The lamb was happy also. It played at her side, and took the little tufts of grass from her hand, as readily as if she had been its friend from infancy. And then the lamb leaped away, and Mary's heart went out after it, and she followed her heart. Now the little thing would sport by her side, and then rush forward as if about to forsake her altogether; and so she followed it, without any anxiety as to whither it would lead her. She was lost-she had no friend to help her in her distress—the lamb had found her in loneliness, and she loved it and loved to follow it, and would go wherever it should go. So she went on; and the

summer sun-was setting, and her shadow stretched away before her as if she were tall as a tree. She was thinking of home, and wondering if she should ever reach it, when the lamb of a sudden sprang away over a gentle knoll, and as she reached it, her sportive playmate had found the flock from which it had strayed, and they were both within sight of home. The lamb had led Mary home.

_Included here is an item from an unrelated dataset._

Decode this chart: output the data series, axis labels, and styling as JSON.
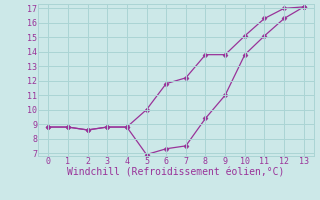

You see the bearing of this on your own case. You have wandered from your Father's house in pursuit of the follies and sinful pleasures of life; and oh that, like this child, you may feel your lost and wretched condition! Night-the dark and doleful night of death, is coming on, and dangers are thickening around you-dangers from which there is only one who can deliver you. You know that you have a Father in heaven-a forgotten, neglected, and despised Father, but a Father still; one who is moved with compassion towards you and waits to be gracious unto you. And oh, if you will but lift your supplications to Him, then, like this lost child, with the eye of faith, just now blinded with tears of grief because you have wandered, you will catch a sight of the lamb---even of the Lamb of God, which taketh away the sin of the world, and which can take away your sin. And, like her's, your heart will go after the Lamb, and you will “ follow Him withersoever He goeth,” till at last He will lead you through the dark valley, and from thence to your Father's house, where are “fountains of living waters," and where God shall wipe away all tears from your eyes!